Dossier : IMM-5988-98

OTTAWA (ONTARIO), LE 13 SEPTEMBRE 1999.

EN PRÉSENCE DE MONSIEUR LE JUGE LUTFY


ENTRE :


JOSEF MITAC, JOZEF MITAC, MARTA MITACOVA,

MAREK MITAC, JULIA KINOVA et MICHAELA KINOVA,


demandeurs,


et


LE MINISTRE DE LA CITOYENNETÉ ET DE L"IMMIGRATION,


défendeur.


ORDONNANCE

     VU la présente demande de contrôle judiciaire que les demandeurs ont présentée à l"égard d"une décision, datée du 27 octobre 1998, de la Section du statut de réfugié;

     VU l"examen des observations écrites des parties et l"audition tenue le 2 septembre 1999 à Toronto (Ontario);

     LA COUR ORDONNE QUE :

1.      La présente demande de contrôle judiciaire soit accueillie.

2.      La décision de la Section du statut de réfugié, datée du 27 octobre 1998, soit annulée et que l"affaire soit renvoyée pour qu"une formation différemment constituée procède à une nouvelle audition de l"affaire et statue à son tour sur celle-ci d"une manière qui n"est pas incompatible avec les motifs d"ordonnance exposés aujourd"hui.


" Allan Lutfy "

J.C.F.C.




Traduction certifiée conforme


Bernard Olivier, B.A., LL.B.




Date : 19990913


Dossier : IMM-5988-98

OTTAWA (ONTARIO), LE 13 SEPTEMBRE 1999.

EN PRÉSENCE DE MONSIEUR LE JUGE LUTFY


ENTRE :


JOSEF MITAC, JOZEF MITAC, MARTA MITACOVA,

MAREK MITAC, JULIA KINOVA et MICHAELA KINOVA,


demandeurs,


et


LE MINISTRE DE LA CITOYENNETÉ ET DE L"IMMIGRATION,


défendeur.


MOTIFS D"ORDONNANCE


LE JUGE LUTFY

[1]      Les demandeurs sont des citoyens de la République tchèque qui ont revendiqué le statut de réfugiés en raison de leur race et de leur appartenance à un groupe social particulier, soit la minorité romanie. Les demandeurs appartiennent tous à la même famille.
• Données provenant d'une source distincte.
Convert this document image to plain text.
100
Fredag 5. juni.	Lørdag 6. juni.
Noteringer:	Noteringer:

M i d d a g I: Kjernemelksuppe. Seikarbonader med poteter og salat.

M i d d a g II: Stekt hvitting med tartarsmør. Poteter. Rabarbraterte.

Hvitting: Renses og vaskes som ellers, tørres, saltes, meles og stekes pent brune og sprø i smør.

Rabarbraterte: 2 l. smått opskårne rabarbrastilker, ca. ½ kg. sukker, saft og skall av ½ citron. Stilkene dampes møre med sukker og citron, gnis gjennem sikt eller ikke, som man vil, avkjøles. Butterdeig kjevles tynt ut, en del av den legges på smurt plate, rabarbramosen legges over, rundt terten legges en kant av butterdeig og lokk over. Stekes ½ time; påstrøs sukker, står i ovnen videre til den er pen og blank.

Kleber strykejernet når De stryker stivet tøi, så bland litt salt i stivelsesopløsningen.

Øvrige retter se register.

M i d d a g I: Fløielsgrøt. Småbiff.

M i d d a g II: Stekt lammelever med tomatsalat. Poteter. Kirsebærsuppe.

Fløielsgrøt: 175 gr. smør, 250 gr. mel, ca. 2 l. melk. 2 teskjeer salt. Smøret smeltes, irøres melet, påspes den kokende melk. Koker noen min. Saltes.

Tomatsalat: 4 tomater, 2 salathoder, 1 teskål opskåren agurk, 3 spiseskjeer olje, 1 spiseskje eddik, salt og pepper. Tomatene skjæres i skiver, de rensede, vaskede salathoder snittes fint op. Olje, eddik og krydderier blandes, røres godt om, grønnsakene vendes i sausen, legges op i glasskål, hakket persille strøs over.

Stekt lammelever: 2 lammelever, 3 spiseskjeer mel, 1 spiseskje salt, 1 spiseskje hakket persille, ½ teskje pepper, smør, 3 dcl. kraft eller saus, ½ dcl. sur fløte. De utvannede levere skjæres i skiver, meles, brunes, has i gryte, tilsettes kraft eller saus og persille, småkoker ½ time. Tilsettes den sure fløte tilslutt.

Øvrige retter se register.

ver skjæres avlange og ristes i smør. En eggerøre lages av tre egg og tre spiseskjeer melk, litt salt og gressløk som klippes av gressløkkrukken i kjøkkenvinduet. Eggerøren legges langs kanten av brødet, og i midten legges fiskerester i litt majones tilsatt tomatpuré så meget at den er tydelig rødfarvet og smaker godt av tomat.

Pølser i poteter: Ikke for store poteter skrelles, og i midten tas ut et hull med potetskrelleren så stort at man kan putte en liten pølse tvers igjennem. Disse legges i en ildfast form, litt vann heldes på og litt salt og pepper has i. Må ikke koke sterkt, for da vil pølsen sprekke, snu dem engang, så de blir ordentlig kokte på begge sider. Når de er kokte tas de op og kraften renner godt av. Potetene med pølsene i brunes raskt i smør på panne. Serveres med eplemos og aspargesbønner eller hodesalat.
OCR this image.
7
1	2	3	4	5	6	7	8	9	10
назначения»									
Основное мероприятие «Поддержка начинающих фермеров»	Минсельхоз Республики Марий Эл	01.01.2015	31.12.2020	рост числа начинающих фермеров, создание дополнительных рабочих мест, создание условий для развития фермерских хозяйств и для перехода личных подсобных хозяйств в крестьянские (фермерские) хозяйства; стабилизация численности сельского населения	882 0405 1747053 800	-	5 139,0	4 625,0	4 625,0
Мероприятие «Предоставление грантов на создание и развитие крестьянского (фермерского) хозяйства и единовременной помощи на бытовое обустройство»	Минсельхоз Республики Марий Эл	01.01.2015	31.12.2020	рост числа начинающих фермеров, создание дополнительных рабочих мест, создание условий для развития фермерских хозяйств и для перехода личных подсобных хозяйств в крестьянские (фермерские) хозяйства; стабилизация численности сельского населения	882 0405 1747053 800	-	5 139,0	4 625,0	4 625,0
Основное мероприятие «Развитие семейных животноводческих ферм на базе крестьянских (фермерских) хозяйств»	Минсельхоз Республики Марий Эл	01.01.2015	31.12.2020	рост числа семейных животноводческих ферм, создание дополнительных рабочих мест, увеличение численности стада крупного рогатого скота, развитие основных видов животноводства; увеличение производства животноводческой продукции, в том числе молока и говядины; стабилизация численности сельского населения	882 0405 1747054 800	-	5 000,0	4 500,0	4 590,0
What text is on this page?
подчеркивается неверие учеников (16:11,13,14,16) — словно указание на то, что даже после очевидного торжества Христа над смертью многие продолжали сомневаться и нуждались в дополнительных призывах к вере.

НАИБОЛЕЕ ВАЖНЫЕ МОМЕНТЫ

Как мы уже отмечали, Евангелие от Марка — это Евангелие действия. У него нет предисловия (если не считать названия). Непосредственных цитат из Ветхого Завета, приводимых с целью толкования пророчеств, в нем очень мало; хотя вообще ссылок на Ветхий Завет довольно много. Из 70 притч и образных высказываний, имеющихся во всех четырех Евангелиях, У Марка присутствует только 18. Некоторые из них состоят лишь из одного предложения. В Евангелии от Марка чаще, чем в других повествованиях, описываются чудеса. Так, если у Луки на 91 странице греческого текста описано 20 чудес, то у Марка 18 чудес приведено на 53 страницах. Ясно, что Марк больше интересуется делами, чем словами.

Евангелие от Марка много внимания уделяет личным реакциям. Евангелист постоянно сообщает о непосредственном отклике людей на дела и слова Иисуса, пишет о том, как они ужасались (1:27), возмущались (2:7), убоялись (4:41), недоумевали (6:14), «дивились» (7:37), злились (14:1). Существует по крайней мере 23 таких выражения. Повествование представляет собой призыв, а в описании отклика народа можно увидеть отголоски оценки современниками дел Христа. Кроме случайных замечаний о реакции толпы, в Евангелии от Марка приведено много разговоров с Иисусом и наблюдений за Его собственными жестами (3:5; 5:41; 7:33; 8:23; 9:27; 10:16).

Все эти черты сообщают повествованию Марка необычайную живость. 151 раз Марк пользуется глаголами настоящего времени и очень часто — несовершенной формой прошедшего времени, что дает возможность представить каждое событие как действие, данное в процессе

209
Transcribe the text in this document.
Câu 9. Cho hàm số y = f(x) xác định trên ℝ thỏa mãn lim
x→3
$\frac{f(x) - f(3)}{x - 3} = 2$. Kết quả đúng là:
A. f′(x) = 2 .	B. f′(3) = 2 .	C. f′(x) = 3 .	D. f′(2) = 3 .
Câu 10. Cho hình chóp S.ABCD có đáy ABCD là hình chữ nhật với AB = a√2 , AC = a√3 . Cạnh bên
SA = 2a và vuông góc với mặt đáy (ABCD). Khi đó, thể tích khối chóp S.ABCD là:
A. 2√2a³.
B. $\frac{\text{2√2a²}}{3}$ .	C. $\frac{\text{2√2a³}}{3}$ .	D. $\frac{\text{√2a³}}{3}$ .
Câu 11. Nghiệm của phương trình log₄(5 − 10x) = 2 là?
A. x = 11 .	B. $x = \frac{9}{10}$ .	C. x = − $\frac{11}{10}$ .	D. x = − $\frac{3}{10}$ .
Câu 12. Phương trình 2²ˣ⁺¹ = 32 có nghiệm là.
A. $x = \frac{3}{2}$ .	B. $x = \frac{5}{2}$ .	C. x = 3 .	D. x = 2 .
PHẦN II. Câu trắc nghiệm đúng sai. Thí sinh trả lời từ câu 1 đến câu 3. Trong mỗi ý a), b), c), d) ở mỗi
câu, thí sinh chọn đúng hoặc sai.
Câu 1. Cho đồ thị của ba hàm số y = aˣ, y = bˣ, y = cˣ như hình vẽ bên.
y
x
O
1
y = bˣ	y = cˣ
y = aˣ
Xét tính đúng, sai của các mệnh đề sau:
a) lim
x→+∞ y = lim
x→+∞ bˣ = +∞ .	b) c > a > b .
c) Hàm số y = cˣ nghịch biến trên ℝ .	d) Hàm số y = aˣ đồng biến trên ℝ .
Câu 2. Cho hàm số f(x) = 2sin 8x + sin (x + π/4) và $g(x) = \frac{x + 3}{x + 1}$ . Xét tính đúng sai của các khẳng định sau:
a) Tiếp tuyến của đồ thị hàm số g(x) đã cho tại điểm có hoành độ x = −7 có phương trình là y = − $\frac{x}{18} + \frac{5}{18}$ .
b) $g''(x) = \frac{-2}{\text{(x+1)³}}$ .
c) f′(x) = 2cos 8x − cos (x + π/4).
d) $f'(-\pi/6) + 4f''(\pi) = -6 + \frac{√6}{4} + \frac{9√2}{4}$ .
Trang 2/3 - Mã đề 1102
[2]      Au début de l"audition, le tribunal a déterminé que la seule question litigieuse était de savoir si les demandeurs appartenaient au groupe ethnique romani. Le tribunal s"est fondé sur trois éléments pour étayer sa conclusion selon laquelle les demandeurs n"étaient pas des Romanis : a ) les traits ethniques ou raciaux des membres de la famille ne s"apparentaient pas à ceux des Romanis européens; ils ressemblaient plutôt à ceux de personnes du Pakistan ou de la Turquie; b ) les membres de la famille n"ont pas démontré qu"ils parlaient le romani et ils ne connaissaient pas bien la culture romanie; et c ) les parents n"ont pu identifier le sous-groupe de Romanis auquel ils appartiennent.

[3]      Le tribunal a également commenté le comportement des demandeurs à l"audition. Il a estimé que les demandeurs, outre Marta Mitacova, avaient [TRADUCTION] " un comportement cynique, sarcastique et irrespectueux qui était incompatible avec des personnes cherchant à obtenir le statut de réfugiées pour des motifs légitimes ".

[4]      En ce qui concerne la question de l"identité romanie des demandeurs, le tribunal a dit :

[TRADUCTION] Le revendicateur dit qu"il serait identifié en tant que Romani par d"autres personnes vu son teint foncé. Le revendicateur a la peau foncée et ses enfants ont aussi les cheveux et la peau foncés. La formation a fait remarquer au revendicateur principal que son apparence physique s"apparentait à celle d"une personne du Pakistan ou de la Turquie et qu"il ne lui semblait pas que son apparence, de même que celle de ses fils en particulier, s"apparentait à celle que l"on attribue habituellement aux personnes qui soutiennent être romanies. L"apparence physique des revendicateurs s"apparente davantage à celle de personnes du Proche-Orient ou de l"Asie qu"à celle que la présente formation et d"autres formations constatent habituellement dans le cas de Romanis européens de la République tchèque. [Non souligné dans l"original.]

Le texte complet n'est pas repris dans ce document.